Em seguida, levou Evangelina pro quarto dele e sussurrou no ouvido dela tudo que sempre quis dizer, coisas como "minha irmã, minha irmã, minha irmã" ou "a sua buceta, a sua buceta, a sua buceta... que me excita pra caralho. Porque quando vi ela pela primeira vez, quando você nasceu, já me excitou um pouco, lembro do meu sonho molhado naquela noite". O impacto de toda a situação foi tão grande que Evangelina achava que estava vivendo um sonho, ou melhor, um pesadelo. Ele começou a despir as roupas dela, que estavam cobertas de lágrimas, tanto dela quanto dele. Ele chorava porque percebia o monstro em que estava se transformando. mas não conseguia evitar continuar fazendo aquilo. Quando a irmã dele ficou completamente nua, ele começou a praticar nela.adoração de bunda, que é a prática parafílica de adorar bundas por longos períodos de tempo. Ele a amarrou na cama com uma bandeira da Espanha que estava por ali e contemplou a bunda dela por horas, depois preparando um baseado enquanto a observava tremer.
- Você é casta, né?
- Sim, sou virgem...
- Não tá mentindo pra mim, não, sua puta?

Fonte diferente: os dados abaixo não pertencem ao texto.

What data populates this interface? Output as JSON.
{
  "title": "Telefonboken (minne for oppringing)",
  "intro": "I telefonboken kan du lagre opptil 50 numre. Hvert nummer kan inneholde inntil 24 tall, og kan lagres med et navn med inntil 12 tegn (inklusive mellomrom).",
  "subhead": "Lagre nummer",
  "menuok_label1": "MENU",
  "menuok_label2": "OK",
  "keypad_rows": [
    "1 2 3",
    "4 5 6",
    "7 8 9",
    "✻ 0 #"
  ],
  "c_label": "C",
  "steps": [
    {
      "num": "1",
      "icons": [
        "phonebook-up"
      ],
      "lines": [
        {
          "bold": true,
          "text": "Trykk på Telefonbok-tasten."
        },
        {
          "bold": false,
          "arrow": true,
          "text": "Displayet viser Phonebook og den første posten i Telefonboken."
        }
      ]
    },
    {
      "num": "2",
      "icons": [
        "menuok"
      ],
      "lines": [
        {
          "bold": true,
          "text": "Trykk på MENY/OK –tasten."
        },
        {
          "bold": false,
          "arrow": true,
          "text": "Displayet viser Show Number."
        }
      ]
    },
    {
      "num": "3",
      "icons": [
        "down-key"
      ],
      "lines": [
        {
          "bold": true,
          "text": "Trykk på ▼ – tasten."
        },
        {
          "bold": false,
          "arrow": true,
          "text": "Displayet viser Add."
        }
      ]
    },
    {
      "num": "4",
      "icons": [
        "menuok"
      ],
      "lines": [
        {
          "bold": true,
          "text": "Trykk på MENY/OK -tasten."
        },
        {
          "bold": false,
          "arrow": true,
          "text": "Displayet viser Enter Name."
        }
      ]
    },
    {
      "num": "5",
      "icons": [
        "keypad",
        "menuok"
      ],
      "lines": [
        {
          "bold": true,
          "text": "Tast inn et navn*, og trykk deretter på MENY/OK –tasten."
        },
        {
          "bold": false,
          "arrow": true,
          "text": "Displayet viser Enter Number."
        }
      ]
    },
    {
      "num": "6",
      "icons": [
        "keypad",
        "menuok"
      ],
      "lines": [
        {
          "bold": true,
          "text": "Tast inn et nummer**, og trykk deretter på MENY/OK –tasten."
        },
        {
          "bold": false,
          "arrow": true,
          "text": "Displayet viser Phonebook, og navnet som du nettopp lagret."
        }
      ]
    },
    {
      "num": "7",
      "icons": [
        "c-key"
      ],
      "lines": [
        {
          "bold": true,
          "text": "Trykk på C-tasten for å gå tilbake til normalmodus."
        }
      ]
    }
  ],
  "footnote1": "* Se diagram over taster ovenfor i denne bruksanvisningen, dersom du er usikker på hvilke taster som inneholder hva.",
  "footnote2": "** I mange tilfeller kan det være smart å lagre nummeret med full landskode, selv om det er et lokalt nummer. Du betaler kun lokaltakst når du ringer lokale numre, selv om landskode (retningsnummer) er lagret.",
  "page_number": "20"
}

- Não, juro que nunca fiz amor, por favor, não faz isso...
- Não, não vou te comer nem se você implorar.
Em seguida, Cristóbal vestiu um vestido azul que lembrava a avó dele e começou a se cobrir de glitter. Depois passou mel nas costas dela e um pouco no próprio pau. Evangelina não entendia nada. O irmão dela esperou um minuto e depois a desamarrou pra se jogar em cima dela e enfiar um cabo de vassoura até sair sangue.
- Rasguei sua tela, sua vadiazinha de merda. Seu pai morreu e seu irmão tá te estuprando, você quer se matar.
Evangelina gritava e pedia, implorando por misericórdia. O cabo de vassoura quebrou e Cristóbal jogou pela janela. Por acaso, começou a usar como bengala o velho conhecido Gustavo Daniel Fres, que estava por ali de férias na área da Praça Olazábal.
- Com certeza você preferiria meu pau, porque doeria menos. Você também acha que é pequeno, igual a Antonela?
- Não... eu gosto do seu pau – disse Evangelina, bajulando ele sob pressão.
- Você quer ele...?
- Não, por favor não, você é meu irmão, isso é errado...
- Mas você gosta do meu pau.
- Isso não quer dizer que eu queira ele.
- Vem, senta na minha piroca, doce pecado. Balança nela. Lembra quando eu te levava pra praça?
Evangelina achou que se não fizesse, viria algo pior, então sentou no membro do irmão. Depois do estupro com aquele cabo de vassoura, ela quase não sentiu nada, principalmente por causa do tamanho minúsculo do pau do irmão. No entanto, o simples fato de estar fazendo aquilo a perturbava profundamente. Ele gozou e depois colocou uma camisinha, se masturbando. A irmã chorava desconsoladamente.
- Vou te denunciar. Com a mamãe, você não pode estar tão errado. Tá errando feio.
– O que eu tô errando é a waska, tem que ir reto na sua boca – ele disse enquanto ela se dirigia pro cu dele, onde acabou.
Naquela noite, Evangelina não conseguiu dormir. Na cabeça dela, as palavras “você é minha tentação, dolorosa obsessão” se misturavam com as risadas frenéticas do irmão.